Menurut Carillo, et.al (2003), banyak perusahaan telah memahami
pentingnya mengelola pengetahuan organisasi, namun pertanyaan muncul yaitu
bagaimana mengevaluasi keuntungan/manfaat yang manajemen pengetahuan, dengan
tahapan : mengembangkan strategi bisnis, strategi manajemen pengetahuan dan
strategi evaluasi manajemen pengetahuan.
Menurut Weggeman di dalam Der-Fu (2004) membedakan proses
manajemen pengetahuan menjadi 4 yaitu : kebutuhan terhadappengetahuan yang
sifatnya strategis, identifikasi pengetahuan yang dibutuhkan dan yang telah tersedia,
knowledge gap difokuskan pada pengetahuan baru dan pengetahuan yang telah
tersedia disosialisasikan secara intensif.
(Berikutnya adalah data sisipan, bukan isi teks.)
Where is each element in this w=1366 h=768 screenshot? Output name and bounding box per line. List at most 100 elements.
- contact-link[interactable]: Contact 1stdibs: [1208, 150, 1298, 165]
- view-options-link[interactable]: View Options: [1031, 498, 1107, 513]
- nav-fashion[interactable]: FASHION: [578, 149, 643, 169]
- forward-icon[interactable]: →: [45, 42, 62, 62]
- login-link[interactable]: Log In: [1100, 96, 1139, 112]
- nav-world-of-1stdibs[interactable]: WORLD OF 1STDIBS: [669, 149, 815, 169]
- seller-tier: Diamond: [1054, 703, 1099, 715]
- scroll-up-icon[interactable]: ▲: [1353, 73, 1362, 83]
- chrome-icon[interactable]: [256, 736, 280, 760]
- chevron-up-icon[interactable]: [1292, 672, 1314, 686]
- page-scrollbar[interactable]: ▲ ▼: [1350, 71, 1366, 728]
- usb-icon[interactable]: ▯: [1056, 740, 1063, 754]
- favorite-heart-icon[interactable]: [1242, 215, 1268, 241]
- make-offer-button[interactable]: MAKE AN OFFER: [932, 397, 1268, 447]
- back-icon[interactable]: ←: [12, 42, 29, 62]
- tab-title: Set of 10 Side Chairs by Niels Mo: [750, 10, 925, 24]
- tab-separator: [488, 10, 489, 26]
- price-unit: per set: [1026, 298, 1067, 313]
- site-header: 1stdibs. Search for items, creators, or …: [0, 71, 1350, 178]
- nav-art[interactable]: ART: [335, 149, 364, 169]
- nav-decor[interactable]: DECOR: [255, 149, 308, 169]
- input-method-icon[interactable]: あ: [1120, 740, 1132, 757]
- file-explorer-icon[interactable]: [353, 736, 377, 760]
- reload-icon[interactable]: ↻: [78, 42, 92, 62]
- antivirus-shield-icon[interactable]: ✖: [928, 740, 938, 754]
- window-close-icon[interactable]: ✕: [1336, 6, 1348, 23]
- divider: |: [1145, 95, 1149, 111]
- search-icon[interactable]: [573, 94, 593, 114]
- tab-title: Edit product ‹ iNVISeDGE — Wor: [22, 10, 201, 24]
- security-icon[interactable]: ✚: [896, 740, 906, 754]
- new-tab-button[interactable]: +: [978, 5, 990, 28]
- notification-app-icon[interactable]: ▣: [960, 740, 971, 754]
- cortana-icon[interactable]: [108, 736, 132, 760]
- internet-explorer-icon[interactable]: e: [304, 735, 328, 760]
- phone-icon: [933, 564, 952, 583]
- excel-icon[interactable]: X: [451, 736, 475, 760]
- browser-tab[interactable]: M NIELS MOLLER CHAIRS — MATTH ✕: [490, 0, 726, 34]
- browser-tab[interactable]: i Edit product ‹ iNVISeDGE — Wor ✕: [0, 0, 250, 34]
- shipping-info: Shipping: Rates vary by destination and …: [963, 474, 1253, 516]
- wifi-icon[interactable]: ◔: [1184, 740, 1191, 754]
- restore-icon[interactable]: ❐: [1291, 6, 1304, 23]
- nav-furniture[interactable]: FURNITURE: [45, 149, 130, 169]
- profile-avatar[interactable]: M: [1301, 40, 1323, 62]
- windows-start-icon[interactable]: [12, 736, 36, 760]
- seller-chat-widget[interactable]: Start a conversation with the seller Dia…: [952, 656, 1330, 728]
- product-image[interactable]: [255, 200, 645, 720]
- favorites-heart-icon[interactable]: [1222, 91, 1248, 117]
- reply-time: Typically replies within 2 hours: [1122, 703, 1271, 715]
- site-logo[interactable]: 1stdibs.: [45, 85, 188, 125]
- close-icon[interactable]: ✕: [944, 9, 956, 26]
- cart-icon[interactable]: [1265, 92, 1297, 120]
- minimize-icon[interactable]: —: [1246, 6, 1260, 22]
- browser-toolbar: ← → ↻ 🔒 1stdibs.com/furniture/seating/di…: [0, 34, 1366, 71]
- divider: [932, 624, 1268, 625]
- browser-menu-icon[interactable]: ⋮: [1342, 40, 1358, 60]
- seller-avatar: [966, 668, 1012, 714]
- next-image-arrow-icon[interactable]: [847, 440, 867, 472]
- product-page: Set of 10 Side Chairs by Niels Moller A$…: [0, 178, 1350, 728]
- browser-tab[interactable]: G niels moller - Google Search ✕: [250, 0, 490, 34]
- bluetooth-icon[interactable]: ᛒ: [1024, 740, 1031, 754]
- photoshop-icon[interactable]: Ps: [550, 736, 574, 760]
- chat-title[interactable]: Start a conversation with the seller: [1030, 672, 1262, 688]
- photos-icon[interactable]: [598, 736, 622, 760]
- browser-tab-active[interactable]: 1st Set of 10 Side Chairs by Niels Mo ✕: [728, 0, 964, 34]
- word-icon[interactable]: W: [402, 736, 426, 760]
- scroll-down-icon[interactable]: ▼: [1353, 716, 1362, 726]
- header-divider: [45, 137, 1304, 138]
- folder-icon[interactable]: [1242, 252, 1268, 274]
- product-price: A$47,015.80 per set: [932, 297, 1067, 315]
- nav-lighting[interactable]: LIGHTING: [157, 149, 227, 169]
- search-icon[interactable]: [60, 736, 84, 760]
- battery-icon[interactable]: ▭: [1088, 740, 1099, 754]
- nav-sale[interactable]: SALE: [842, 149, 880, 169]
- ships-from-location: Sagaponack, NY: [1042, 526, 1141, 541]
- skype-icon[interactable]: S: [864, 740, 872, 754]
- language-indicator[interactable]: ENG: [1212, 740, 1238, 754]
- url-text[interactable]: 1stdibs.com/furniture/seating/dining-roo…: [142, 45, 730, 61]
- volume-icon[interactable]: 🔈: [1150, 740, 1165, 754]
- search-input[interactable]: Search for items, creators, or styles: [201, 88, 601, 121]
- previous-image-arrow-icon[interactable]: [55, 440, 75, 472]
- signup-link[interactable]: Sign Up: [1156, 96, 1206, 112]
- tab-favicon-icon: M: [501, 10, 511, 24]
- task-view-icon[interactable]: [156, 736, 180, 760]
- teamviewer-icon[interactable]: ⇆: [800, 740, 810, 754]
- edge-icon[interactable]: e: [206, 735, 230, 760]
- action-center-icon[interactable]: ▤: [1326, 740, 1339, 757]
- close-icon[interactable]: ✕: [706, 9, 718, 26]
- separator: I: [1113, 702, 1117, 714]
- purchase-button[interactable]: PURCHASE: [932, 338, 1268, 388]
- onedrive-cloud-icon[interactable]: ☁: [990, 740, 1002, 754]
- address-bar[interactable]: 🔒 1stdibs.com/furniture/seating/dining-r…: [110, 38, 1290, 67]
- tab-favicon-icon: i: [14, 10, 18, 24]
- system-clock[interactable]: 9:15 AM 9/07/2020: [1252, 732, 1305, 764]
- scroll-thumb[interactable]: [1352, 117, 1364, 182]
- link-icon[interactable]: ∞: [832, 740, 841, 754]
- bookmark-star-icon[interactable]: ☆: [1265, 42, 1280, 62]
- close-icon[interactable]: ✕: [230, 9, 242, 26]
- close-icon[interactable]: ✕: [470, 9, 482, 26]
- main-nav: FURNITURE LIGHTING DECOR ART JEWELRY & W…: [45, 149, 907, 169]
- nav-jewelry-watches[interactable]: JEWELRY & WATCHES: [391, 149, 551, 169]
Menurut Cheung et.al (2005) di dalam Soltero, et.al (2006) menyatakan
bahwa jika pengetahuan dikelola dengan baik, maka organisasi dapat menggunakan
20
pengetahuan tersebut untuk menciptakan pengetahuan yang baru dan gagasan yang
inovatif. Oleh karenanya, hal tersebut akan membantu organisasi untuk menciptakan
value/nilai bagi organisasi.
Menurut Liebowitz et.al, (2000) di dalam Soltero, et.al (2006) menyatakan
bahwa dengan mengidentifikasi pengetahuan yang dimiliki maka hal ini akan
memungkinkan untuk menemukan metode yang paling efektif untuk melakukan
penyimpanan dan pendistribusian pengetahuan dan akan menjadi dasar bagi
organisasi untuk mengevaluasi kebutuhan perubahan organisasi. Salah satu bagian
dari audit pengetahuan adalah menangkap pengetahuan yang bersifat tacit.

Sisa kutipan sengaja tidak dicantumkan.